Auch neue kommunale Abgaben, etwa auf Verpackungen, oder die deutliche Erhöhung von Kurabgaben in vielen Tourismusorten im Norden sehen auf den ersten Blick wie eine kommunale Einnahmeerhöhung aus, treffen jedoch den lokalen Handel: „Gäste, die mehr für ihren Urlaubsaufenthalt zahlen müssen, bleiben ganz aus oder sind kürzer vor Ort und geben am Ende weniger im Laden um die Ecke aus. Für unseren Handel, der ohnehin mit steigenden Kosten kämpft, zählt deshalb jeder Euro an Kaufkraft. Will man die Ortszentren nicht weiter schwächen, sind auch die Kommunen gut beraten, bei Entscheidungen über die Erhöhung von Kurabgaben oder bei Einführung weiterer neuer Abgaben ebenfalls die Kaufkrafteffekte für den lokalen Handel im Blick zu behalten“, warnt Kristin Just, Geschäftsführerin des Verbands in Mecklenburg-Vorpommern.

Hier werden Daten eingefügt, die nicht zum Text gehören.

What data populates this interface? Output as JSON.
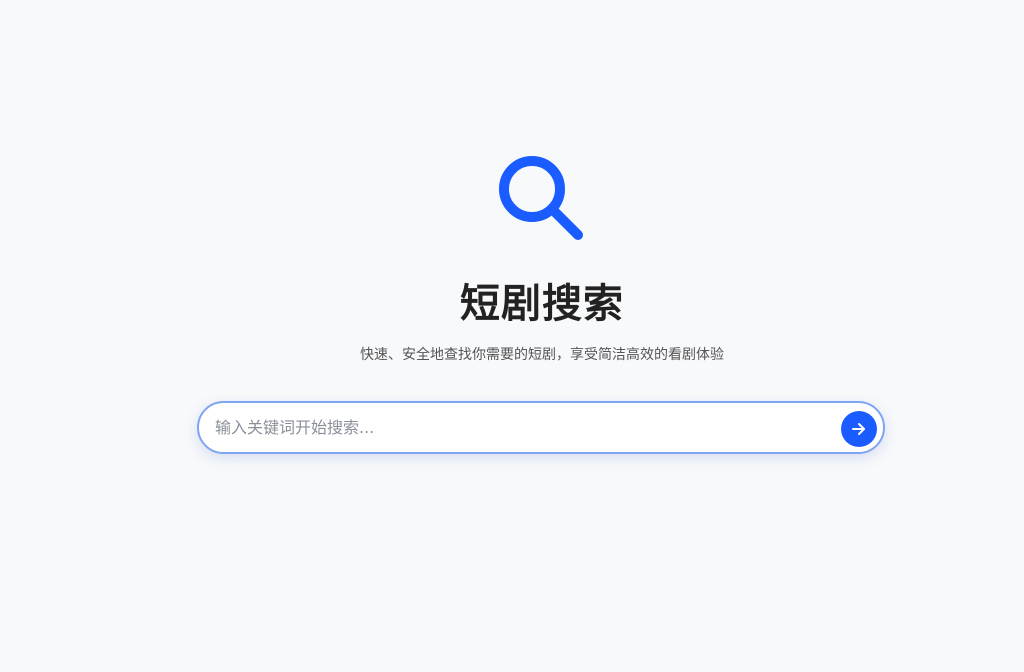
{
  "header": {
    "logo_icon": "search-icon",
    "title": "短剧搜索",
    "subtitle": "快速、安全地查找你需要的短剧，享受简洁高效的看剧体验"
  },
  "search": {
    "placeholder": "输入关键词开始搜索...",
    "value": "",
    "submit_icon": "arrow-right-icon"
  },
  "colors": {
    "accent": "#1a5cff",
    "background": "#f8f9fb",
    "title": "#222222"
  }
}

Klare Erwartung an die Politik
Der Handelsverband Nord richtet daher einen eindringlichen Appell an die Politik: Die aktuelle Diskussion um Steuer- und Abgabenerhöhungen muss gestoppt werden. Weitere belastende Maßnahmen wären nicht nur wirtschaftspolitisch kontraproduktiv, sondern gefährden aktiv Konsum, Arbeitsplätze und die Zukunft vieler Innenstädte und Ortszentren. „Was wir jetzt brauchen, ist kein Drehen an der Abgabenschraube, sondern ein klares Signal für Entlastung, Stabilität und Vertrauen. Wer den Konsum stärkt, stärkt auch unsere Innenstädte, Arbeitsplätze und die regionale Wirtschaft“, appelliert Dierk Böckenholt an die politischen Entscheidungsträger. Der Fokus der Politik richte sich leicht und schnell auf die Einnahmeseite. Im Vordergrund müsse aber mehr denn je das Ausgabeverhalten der öffentlichen Hand stehen, so der Verbandschef abschließend.